The Grass are practically an institution, but for a fledgling combo it's surely more precarious?
"I think in some ways it's easier for a band that are starting out to make a mark. You put up a MySpace page and people judge with their feet. They don't need all that marketing to push them there."
but with everything being so egalitarian, surely it's harder for the cream to rise to the top?
"It's tricky for the music industry to get their heads around it. Lots of people who are in marketing don't understand that people are voting with their feet by listening directly to the music, and that appeals to the people who are playing it. It's quiteinteresting. For a band like us, people have heard of us already so half of our publicity is done."
But surely the fact EMI are about to sack 2,000 people must mean these are worrying times, no? How does that affect you as a band?
"In some ways it's better. I mean, for me personally people spend money more wisely and less of it is wasted, so it makes them more inventive in terms of how they work the band and what they do, and that can only be a good thing. There was a lot of wasted cash early on. And you saw record companies ignoring the internet, and I think that's a terrible shame."

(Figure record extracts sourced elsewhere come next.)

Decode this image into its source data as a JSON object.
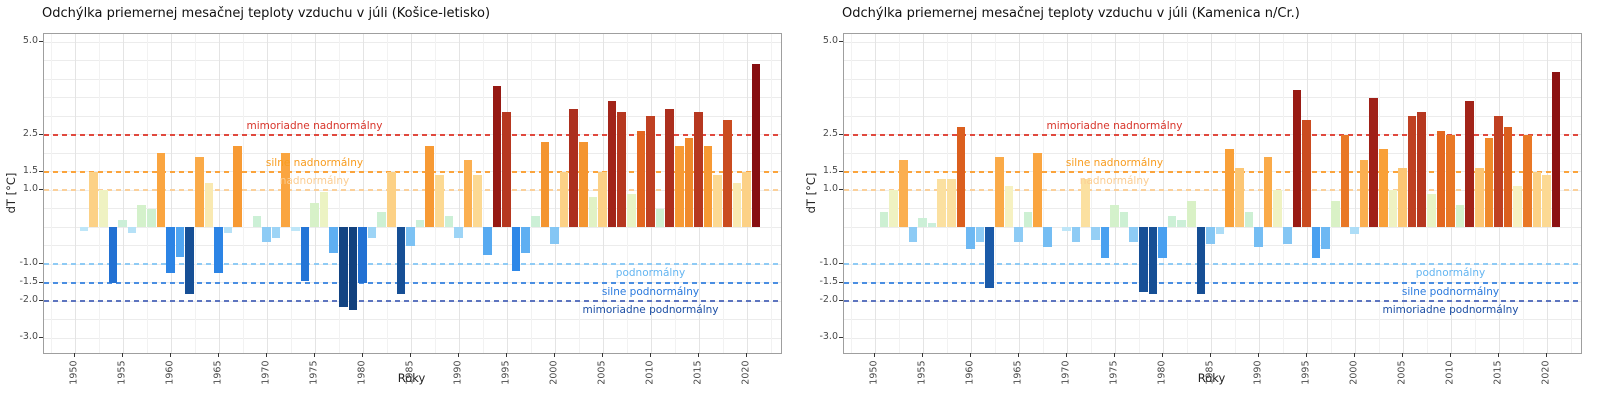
{
  "axis": {
    "x_label": "Roky",
    "y_label": "dT [°C]",
    "y_ticks": [
      5.0,
      2.5,
      1.5,
      1.0,
      -1.0,
      -1.5,
      -2.0,
      -3.0
    ],
    "x_ticks": [
      1950,
      1955,
      1960,
      1965,
      1970,
      1975,
      1980,
      1985,
      1990,
      1995,
      2000,
      2005,
      2010,
      2015,
      2020
    ],
    "y_gridline_step": 0.5,
    "y_range_shown": [
      -3.0,
      5.0
    ],
    "grid": "on",
    "legend": "none"
  },
  "thresholds": [
    {
      "value": 2.5,
      "label": "mimoriadne nadnormálny",
      "line_color": "#e0493e",
      "label_color": "#d8352b",
      "side": "above",
      "label_anchor_year": 1975
    },
    {
      "value": 1.5,
      "label": "silne nadnormálny",
      "line_color": "#fba43c",
      "label_color": "#f89c1e",
      "side": "above",
      "label_anchor_year": 1975
    },
    {
      "value": 1.0,
      "label": "nadnormálny",
      "line_color": "#fbd09a",
      "label_color": "#fbcd92",
      "side": "above",
      "label_anchor_year": 1975
    },
    {
      "value": -1.0,
      "label": "podnormálny",
      "line_color": "#8fcbf5",
      "label_color": "#64b5f1",
      "side": "below",
      "label_anchor_year": 2010
    },
    {
      "value": -1.5,
      "label": "silne podnormálny",
      "line_color": "#4a8ee2",
      "label_color": "#2979dd",
      "side": "below",
      "label_anchor_year": 2010
    },
    {
      "value": -2.0,
      "label": "mimoriadne podnormálny",
      "line_color": "#5c74bf",
      "label_color": "#1d4fa5",
      "side": "below",
      "label_anchor_year": 2010
    }
  ],
  "color_stops": [
    {
      "v": -2.3,
      "c": "#123f7b"
    },
    {
      "v": -1.7,
      "c": "#17529a"
    },
    {
      "v": -1.5,
      "c": "#2271d3"
    },
    {
      "v": -1.2,
      "c": "#2e88e8"
    },
    {
      "v": -0.85,
      "c": "#49a0f0"
    },
    {
      "v": -0.55,
      "c": "#74bdf3"
    },
    {
      "v": -0.3,
      "c": "#9dd4f6"
    },
    {
      "v": -0.05,
      "c": "#c6eaf8"
    },
    {
      "v": 0.05,
      "c": "#cbefdc"
    },
    {
      "v": 0.45,
      "c": "#cdf0d2"
    },
    {
      "v": 0.7,
      "c": "#d9f1c6"
    },
    {
      "v": 0.95,
      "c": "#ecf3c3"
    },
    {
      "v": 1.1,
      "c": "#f6f1c1"
    },
    {
      "v": 1.3,
      "c": "#fbe0a0"
    },
    {
      "v": 1.5,
      "c": "#fcd186"
    },
    {
      "v": 1.8,
      "c": "#fbaf50"
    },
    {
      "v": 2.1,
      "c": "#f9a038"
    },
    {
      "v": 2.35,
      "c": "#f3922e"
    },
    {
      "v": 2.6,
      "c": "#e36720"
    },
    {
      "v": 2.8,
      "c": "#d4581d"
    },
    {
      "v": 3.0,
      "c": "#bf4022"
    },
    {
      "v": 3.2,
      "c": "#ac2f1e"
    },
    {
      "v": 3.45,
      "c": "#a02118"
    },
    {
      "v": 3.8,
      "c": "#961913"
    },
    {
      "v": 4.45,
      "c": "#860d11"
    }
  ],
  "chart_data": [
    {
      "type": "bar",
      "title": "Odchýlka priemernej mesačnej teploty vzduchu v júli (Košice-letisko)",
      "station": "Košice-letisko",
      "xlabel": "Roky",
      "ylabel": "dT [°C]",
      "years": [
        1951,
        1952,
        1953,
        1954,
        1955,
        1956,
        1957,
        1958,
        1959,
        1960,
        1961,
        1962,
        1963,
        1964,
        1965,
        1966,
        1967,
        1968,
        1969,
        1970,
        1971,
        1972,
        1973,
        1974,
        1975,
        1976,
        1977,
        1978,
        1979,
        1980,
        1981,
        1982,
        1983,
        1984,
        1985,
        1986,
        1987,
        1988,
        1989,
        1990,
        1991,
        1992,
        1993,
        1994,
        1995,
        1996,
        1997,
        1998,
        1999,
        2000,
        2001,
        2002,
        2003,
        2004,
        2005,
        2006,
        2007,
        2008,
        2009,
        2010,
        2011,
        2012,
        2013,
        2014,
        2015,
        2016,
        2017,
        2018,
        2019,
        2020,
        2021
      ],
      "values": [
        -0.1,
        1.5,
        1.0,
        -1.5,
        0.2,
        -0.15,
        0.6,
        0.5,
        2.0,
        -1.25,
        -0.8,
        -1.8,
        1.9,
        1.2,
        -1.25,
        -0.15,
        2.2,
        null,
        0.3,
        -0.4,
        -0.3,
        2.0,
        -0.1,
        -1.45,
        0.65,
        0.95,
        -0.7,
        -2.15,
        -2.25,
        -1.5,
        -0.3,
        0.4,
        1.5,
        -1.8,
        -0.5,
        0.2,
        2.2,
        1.4,
        0.3,
        -0.3,
        1.8,
        1.4,
        -0.75,
        3.8,
        3.1,
        -1.2,
        -0.7,
        0.3,
        2.3,
        -0.45,
        1.5,
        3.2,
        2.3,
        0.8,
        1.5,
        3.4,
        3.1,
        0.9,
        2.6,
        3.0,
        0.5,
        3.2,
        2.2,
        2.4,
        3.1,
        2.2,
        1.4,
        2.9,
        1.2,
        1.5,
        4.4
      ]
    },
    {
      "type": "bar",
      "title": "Odchýlka priemernej mesačnej teploty vzduchu v júli (Kamenica n/Cr.)",
      "station": "Kamenica n/Cr.",
      "xlabel": "Roky",
      "ylabel": "dT [°C]",
      "years": [
        1951,
        1952,
        1953,
        1954,
        1955,
        1956,
        1957,
        1958,
        1959,
        1960,
        1961,
        1962,
        1963,
        1964,
        1965,
        1966,
        1967,
        1968,
        1969,
        1970,
        1971,
        1972,
        1973,
        1974,
        1975,
        1976,
        1977,
        1978,
        1979,
        1980,
        1981,
        1982,
        1983,
        1984,
        1985,
        1986,
        1987,
        1988,
        1989,
        1990,
        1991,
        1992,
        1993,
        1994,
        1995,
        1996,
        1997,
        1998,
        1999,
        2000,
        2001,
        2002,
        2003,
        2004,
        2005,
        2006,
        2007,
        2008,
        2009,
        2010,
        2011,
        2012,
        2013,
        2014,
        2015,
        2016,
        2017,
        2018,
        2019,
        2020,
        2021
      ],
      "values": [
        0.4,
        1.0,
        1.8,
        -0.4,
        0.25,
        0.1,
        1.3,
        1.3,
        2.7,
        -0.6,
        -0.4,
        -1.65,
        1.9,
        1.1,
        -0.4,
        0.4,
        2.0,
        -0.55,
        null,
        -0.1,
        -0.4,
        1.3,
        -0.35,
        -0.85,
        0.6,
        0.4,
        -0.4,
        -1.75,
        -1.8,
        -0.85,
        0.3,
        0.2,
        0.7,
        -1.8,
        -0.45,
        -0.2,
        2.1,
        1.6,
        0.4,
        -0.55,
        1.9,
        1.0,
        -0.45,
        3.7,
        2.9,
        -0.85,
        -0.6,
        0.7,
        2.5,
        -0.2,
        1.8,
        3.5,
        2.1,
        1.0,
        1.6,
        3.0,
        3.1,
        0.9,
        2.6,
        2.5,
        0.6,
        3.4,
        1.6,
        2.4,
        3.0,
        2.7,
        1.1,
        2.5,
        1.5,
        1.4,
        4.2
      ]
    }
  ]
}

So the only real difference is the music industry was less profligate than it is now?
"I think they shot themselves in the foot."

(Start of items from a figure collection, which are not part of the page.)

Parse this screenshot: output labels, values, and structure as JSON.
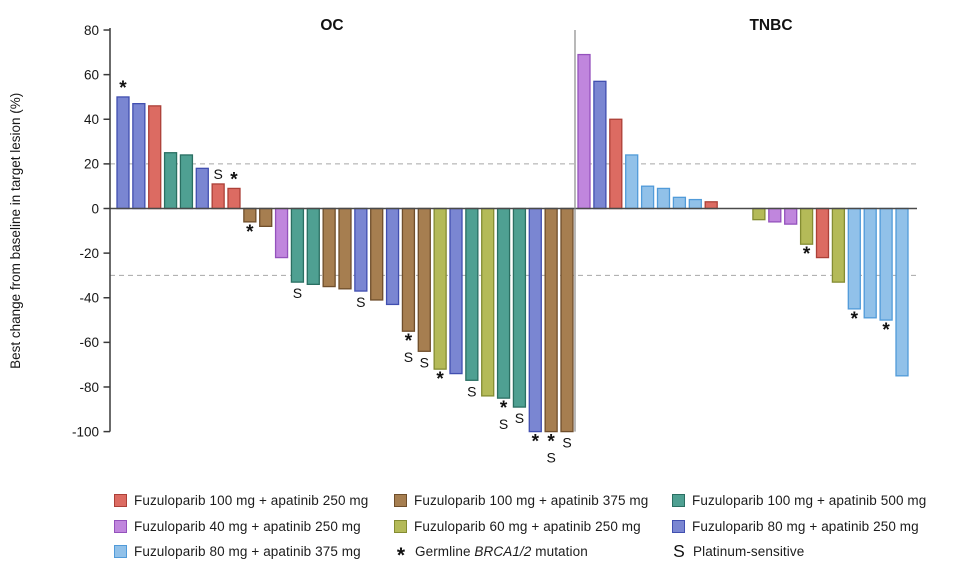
{
  "chart_data": {
    "type": "bar",
    "title": "",
    "ylabel": "Best change from baseline in target lesion (%)",
    "ylim": [
      -100,
      80
    ],
    "yticks": [
      80,
      60,
      40,
      20,
      0,
      -20,
      -40,
      -60,
      -80,
      -100
    ],
    "reference_lines": [
      20,
      -30
    ],
    "grid": "off",
    "legend_position": "bottom",
    "dose_groups": {
      "f100a250": {
        "label": "Fuzuloparib 100 mg + apatinib 250 mg",
        "fill": "#DC6B62",
        "stroke": "#AC4038"
      },
      "f100a375": {
        "label": "Fuzuloparib 100 mg + apatinib 375 mg",
        "fill": "#A67E50",
        "stroke": "#6F4E2B"
      },
      "f100a500": {
        "label": "Fuzuloparib 100 mg + apatinib 500 mg",
        "fill": "#4FA092",
        "stroke": "#2A6F62"
      },
      "f40a250": {
        "label": "Fuzuloparib 40 mg + apatinib 250 mg",
        "fill": "#C086DD",
        "stroke": "#9452BC"
      },
      "f60a250": {
        "label": "Fuzuloparib 60 mg + apatinib 250 mg",
        "fill": "#B4BA58",
        "stroke": "#848C32"
      },
      "f80a250": {
        "label": "Fuzuloparib 80 mg + apatinib 250 mg",
        "fill": "#7A86D2",
        "stroke": "#414FB0"
      },
      "f80a375": {
        "label": "Fuzuloparib 80 mg + apatinib 375 mg",
        "fill": "#91C1E9",
        "stroke": "#519BD9"
      }
    },
    "markers": {
      "brca": {
        "symbol": "*",
        "label_prefix": "Germline ",
        "label_gene": "BRCA1/2",
        "label_suffix": " mutation"
      },
      "platinum": {
        "symbol": "S",
        "label": "Platinum-sensitive"
      }
    },
    "panels": [
      {
        "title": "OC",
        "bars": [
          {
            "value": 50,
            "group": "f80a250",
            "marks": [
              "brca"
            ]
          },
          {
            "value": 47,
            "group": "f80a250",
            "marks": []
          },
          {
            "value": 46,
            "group": "f100a250",
            "marks": []
          },
          {
            "value": 25,
            "group": "f100a500",
            "marks": []
          },
          {
            "value": 24,
            "group": "f100a500",
            "marks": []
          },
          {
            "value": 18,
            "group": "f80a250",
            "marks": []
          },
          {
            "value": 11,
            "group": "f100a250",
            "marks": [
              "platinum"
            ]
          },
          {
            "value": 9,
            "group": "f100a250",
            "marks": [
              "brca"
            ]
          },
          {
            "value": -6,
            "group": "f100a375",
            "marks": [
              "brca"
            ]
          },
          {
            "value": -8,
            "group": "f100a375",
            "marks": []
          },
          {
            "value": -22,
            "group": "f40a250",
            "marks": []
          },
          {
            "value": -33,
            "group": "f100a500",
            "marks": [
              "platinum"
            ]
          },
          {
            "value": -34,
            "group": "f100a500",
            "marks": []
          },
          {
            "value": -35,
            "group": "f100a375",
            "marks": []
          },
          {
            "value": -36,
            "group": "f100a375",
            "marks": []
          },
          {
            "value": -37,
            "group": "f80a250",
            "marks": [
              "platinum"
            ]
          },
          {
            "value": -41,
            "group": "f100a375",
            "marks": []
          },
          {
            "value": -43,
            "group": "f80a250",
            "marks": []
          },
          {
            "value": -55,
            "group": "f100a375",
            "marks": [
              "brca",
              "platinum"
            ]
          },
          {
            "value": -64,
            "group": "f100a375",
            "marks": [
              "platinum"
            ]
          },
          {
            "value": -72,
            "group": "f60a250",
            "marks": [
              "brca"
            ]
          },
          {
            "value": -74,
            "group": "f80a250",
            "marks": []
          },
          {
            "value": -77,
            "group": "f100a500",
            "marks": [
              "platinum"
            ]
          },
          {
            "value": -84,
            "group": "f60a250",
            "marks": []
          },
          {
            "value": -85,
            "group": "f100a500",
            "marks": [
              "brca",
              "platinum"
            ]
          },
          {
            "value": -89,
            "group": "f100a500",
            "marks": [
              "platinum"
            ]
          },
          {
            "value": -100,
            "group": "f80a250",
            "marks": [
              "brca"
            ]
          },
          {
            "value": -100,
            "group": "f100a375",
            "marks": [
              "brca",
              "platinum"
            ]
          },
          {
            "value": -100,
            "group": "f100a375",
            "marks": [
              "platinum"
            ]
          }
        ]
      },
      {
        "title": "TNBC",
        "bars": [
          {
            "value": 69,
            "group": "f40a250",
            "marks": []
          },
          {
            "value": 57,
            "group": "f80a250",
            "marks": []
          },
          {
            "value": 40,
            "group": "f100a250",
            "marks": []
          },
          {
            "value": 24,
            "group": "f80a375",
            "marks": []
          },
          {
            "value": 10,
            "group": "f80a375",
            "marks": []
          },
          {
            "value": 9,
            "group": "f80a375",
            "marks": []
          },
          {
            "value": 5,
            "group": "f80a375",
            "marks": []
          },
          {
            "value": 4,
            "group": "f80a375",
            "marks": []
          },
          {
            "value": 3,
            "group": "f100a250",
            "marks": []
          },
          {
            "value": 0,
            "group": null,
            "marks": []
          },
          {
            "value": 0,
            "group": null,
            "marks": []
          },
          {
            "value": -5,
            "group": "f60a250",
            "marks": []
          },
          {
            "value": -6,
            "group": "f40a250",
            "marks": []
          },
          {
            "value": -7,
            "group": "f40a250",
            "marks": []
          },
          {
            "value": -16,
            "group": "f60a250",
            "marks": [
              "brca"
            ]
          },
          {
            "value": -22,
            "group": "f100a250",
            "marks": []
          },
          {
            "value": -33,
            "group": "f60a250",
            "marks": []
          },
          {
            "value": -45,
            "group": "f80a375",
            "marks": [
              "brca"
            ]
          },
          {
            "value": -49,
            "group": "f80a375",
            "marks": []
          },
          {
            "value": -50,
            "group": "f80a375",
            "marks": [
              "brca"
            ]
          },
          {
            "value": -75,
            "group": "f80a375",
            "marks": []
          }
        ]
      }
    ]
  }
}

So how do bands make money now? Through touring?
"Touring is always a way for band to make money. That's how it always used to be before there were huge amounts of money in the music industry. If it makes bands more interesting or creative, that's kind of what lights my candle up."

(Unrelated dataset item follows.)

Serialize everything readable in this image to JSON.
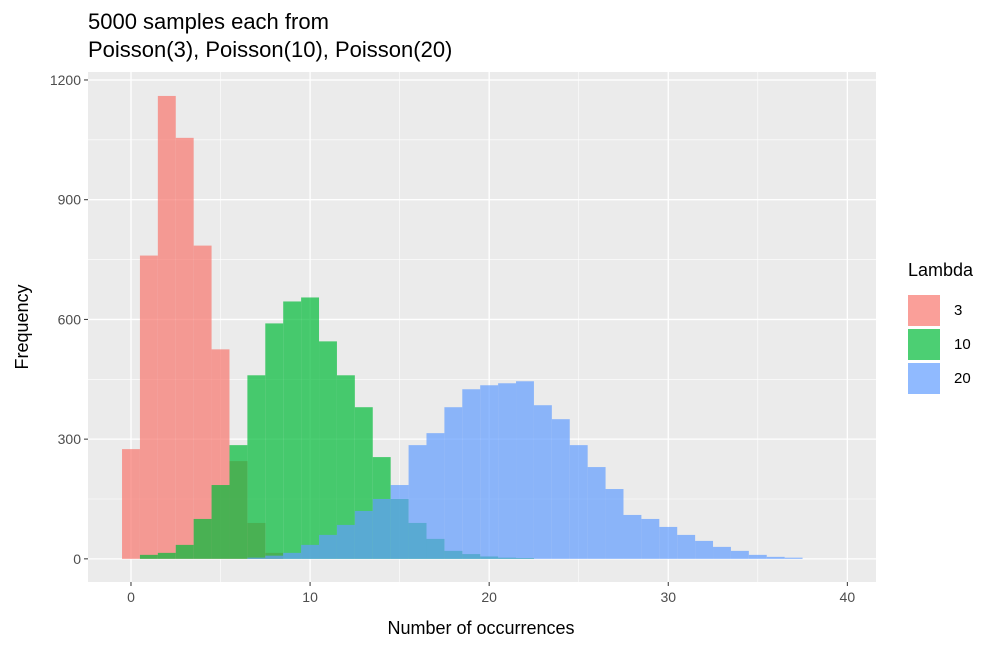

Supergrass lit up our lives an age ago. They were young, they ran free, kept their teeth nice and clean. It all seems a very long, long time agao now, and actually it sort of was. To still be here, well it's some kind of an...
"...achievement? Yeah, I don't know how we've done it. Also, you look back and we're not too embarrassed by what we've done in the past. Which is a bonus."
The band also outlived the Britpop tag, which, like all bands that were involved in it, Mickey claims to never have been a part of. Though the case he states is more convincing than most.
"We saw very early on that that was going to be a problem if we saddled ourselves with it. We never did andwe never really felt part of that scene, which felt a lot more London centric. All those bands were coming directly from the centre of London and spending all their time there. I don't think we ever felt part of that. Now if I look at any of those Look Back at Britpop things, we don't ever get much of a mention anyway. That's a good thing probably; people don't associate us directly with it. or we weren't big enough."
Well, you were the ones who Steven Spielberg wanted to make a TV series about...
"Year, that kind of put it right there. We could have turned around and done that pretty easily and things would be very different to the way they are now, but we stuck to our guns and did it on our own terms."
So did you turn him down?
"Pretty much, yeah."
Respect. Good on you.
"Exactly. But I could be living in LA now with a really bad rehab problem."
What's your legacy and crowning achievement? Is it staying put?
Mickey laughs at this.
"I dunno. I definitely wasn't thinking like that when I was lying in that hospital bed. I was thinking, 'I've got a lot of records to make.' When it starts to get tedious to make records or you're sort of going through the motions, then you'vegot to start asking questions and say, 'We've done our best, let's sum ourselves up.' But we haven't done our best. I think this is a great record, but we can make an even better one."